Gentile direttore Michele Brambilla, caro collega Lorenzo Priviato,
ho letto con sconcerto il pezzo da voi pubblicato in data odierna sul vostro sito dal titolo “Campeggi a Ravenna: lotta agli abusivi, scattano i primi Daspo urbani”. Lungi dal dare una corretta e imparziale informazione (sette camperisti multati per avere infranto un semisconosciuto regolamento di polizia urbana che intende prevenire “attività assimilabili a campeggio”), avete ritenuto di usare toni dispregiativi nei confronti di un’intera categoria di turisti, dimostrando da una parte una scarsa conoscenza del fenomeno del turismo itinerante e dall’altra esprimendo una sorta di “razzismo” nei confronti di chi, legittimamente, ha fatto una precisa scelta per il proprio tempo libero.
Avete in particolare parlato di una “sorta di turismo parassitario”, composto da turisti che fanno “vacanze mordi e fuggi che […] dal punto di vista economico alla città portano poco o nulla”, definiti “furbetti del campeggio” per i quali “sembra finita l’epoca della vacanza a scrocco”. Scrivete anche che “nei weekend prendono d’assalto i lidi, occupando parcheggi per intere giornate”. Ma chi frequenta gli alberghi e gli appartamenti in affitto, che sia per un weekend, una settimana o un mese, la propria auto dove la mette? Hanno tutti rimessa privata?
Visti i toni che avete utilizzato, forse è meglio che conosciate qualche dato. I veicoli ricreazionali in Europa sono circa cinque milioni e 700mila e sono utilizzati da “equipaggi” che vanno mediamente da due a quattro persone. Parliamo quindi di milioni di persone che scelgono questo tipo di vacanza, e per le quali l’Italia è uno dei primi tre mercati Europei.

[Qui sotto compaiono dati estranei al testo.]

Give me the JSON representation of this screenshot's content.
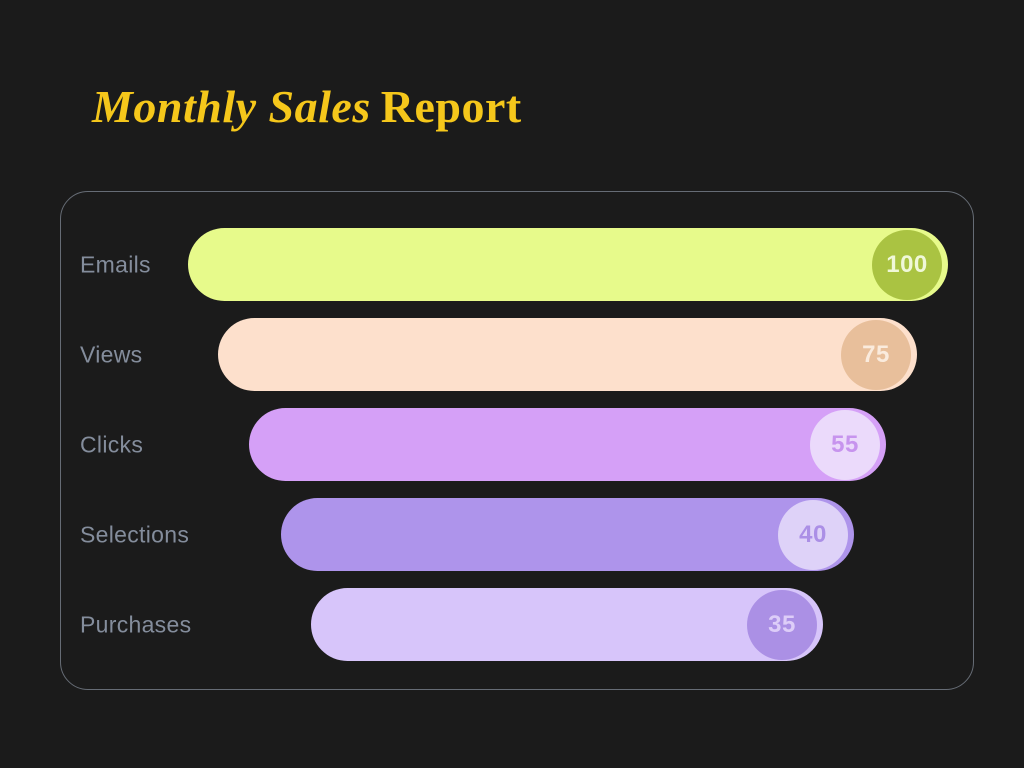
{
  "background": "#1B1B1B",
  "title": {
    "italic_part": "Monthly Sales",
    "regular_part": "Report",
    "color": "#F5C71B"
  },
  "card": {
    "border_color": "rgba(164,174,192,0.55)"
  },
  "category_label_color": "#848D9C",
  "chart_data": {
    "type": "bar",
    "subtype": "funnel",
    "orientation": "horizontal",
    "title": "Monthly Sales Report",
    "categories": [
      "Emails",
      "Views",
      "Clicks",
      "Selections",
      "Purchases"
    ],
    "values": [
      100,
      75,
      55,
      40,
      35
    ],
    "value_labels_shown": true,
    "legend_position": "none",
    "grid": false,
    "rows": [
      {
        "label": "Emails",
        "value": "100",
        "bar_color": "#E7FA8B",
        "badge_color": "#AAC342",
        "value_text_color": "#F0F8D8"
      },
      {
        "label": "Views",
        "value": "75",
        "bar_color": "#FDE0CC",
        "badge_color": "#E8BF9B",
        "value_text_color": "#FAEBDD"
      },
      {
        "label": "Clicks",
        "value": "55",
        "bar_color": "#D5A0F7",
        "badge_color": "#EBDAFB",
        "value_text_color": "#C794EE"
      },
      {
        "label": "Selections",
        "value": "40",
        "bar_color": "#AE94EB",
        "badge_color": "#DED2F8",
        "value_text_color": "#AB8FE6"
      },
      {
        "label": "Purchases",
        "value": "35",
        "bar_color": "#D7C5FA",
        "badge_color": "#AB90E5",
        "value_text_color": "#DDCDF8"
      }
    ]
  }
}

Sono persone che hanno acquistato veicoli con prezzi che vanno dai 40/45 mila euro a 100.000 (tralasciando i prodotti di lusso che possono costare diverse centinaia di migliaia di euro). È un turismo che ama la libertà, il contatto con la natura, i percorsi culturali, l’enogastronomia e la sostenibilità. Certo, qualche volta queste persone mangiano in camper (magari prodotti acquistati nei negozi locali), altre volte frequentano ristoranti, quasi sempre acquistano biglietti per attrazioni culturali o ludiche, passano la giornata ai bagni, comprano giornali, bevono caffè e/o aperitivi nei locali della zona, pagano i parcheggi. Non è un turismo povero o di serie B. Semplicemente sono persone che non vanno in una località turistica e vi si fermano per una, due o tre settimane: preferiscono allargare i loro orizzonti.
Ma spendono e contribuiscono all’economia locale, come testimoniato anche dal Tavolo per il Turismo all’Aria Aperta. Possono quindi essere definiti parassiti, furbetti, scrocconi? Io credo proprio di no.
Come in ogni segmento della società civile, anche tra i camperisti possono esserci persone con disponibilità economiche più limitate (la cui unica “colpa” è quella di spendere meno) e magari possono annidarsi personaggi maleducati, a volte anche molto, che non rispettano le regole e nemmeno il buonsenso della convivenza civile. Questi sì vanno sanzionati, ma quando si parla di questi episodi bisogna fare attenzione, giornalisticamente parlando, a non criminalizzare o insultare un’intera categoria. Leggendo il regolamento di polizia urbana da voi citato appare evidente l’intenzione di colpire esclusivamente chi effettua “attività assimilabili a campeggio” e per questo ritengo siano stati multati i sette camperisti citati dal vostro articolo.
Se così non fosse, i turisti multati esclusivamente perché “Avevano fermato i loro camper negli stalli sosta per le auto, stazionandovi tutta notte, dormendo e mangiando all’interno, consapevoli del fatto che il codice della strada glielo consente”, come avete scritto in apertura, avrebbero tutto il diritto di proporre ricorso (e quasi sicuramente lo vincerebbero). I comuni possono vietare infatti il campeggio (quello vero, non quello che sembra campeggio in base a criteri non noti), ma non la sosta. E durante la sosta le persone all’interno del veicolo possono usarlo per ciò per cui è stato prodotto, naturalmente nel rispetto delle norme nazionali.
Rispetto che dovrebbe esistere anche in senso contrario, da parte vostra nei confronti dei turisti, ed eventualmente anche da parte di autorità locali che possono commettere errori quando cercano di combattere fenomeni non graditi.
Queste mie riflessioni vogliono essere una lettera aperta che possa servire da stimolo e da confronto per tutti gli attori coinvolti nel mondo del turismo, da chi si occupa di ospitalità alle amministrazioni locali, da chi fa informazione a chi deve fare rispettare le regole. Per questo pubblico queste note anche sul blog Seimetri.it e sui relativi profili social.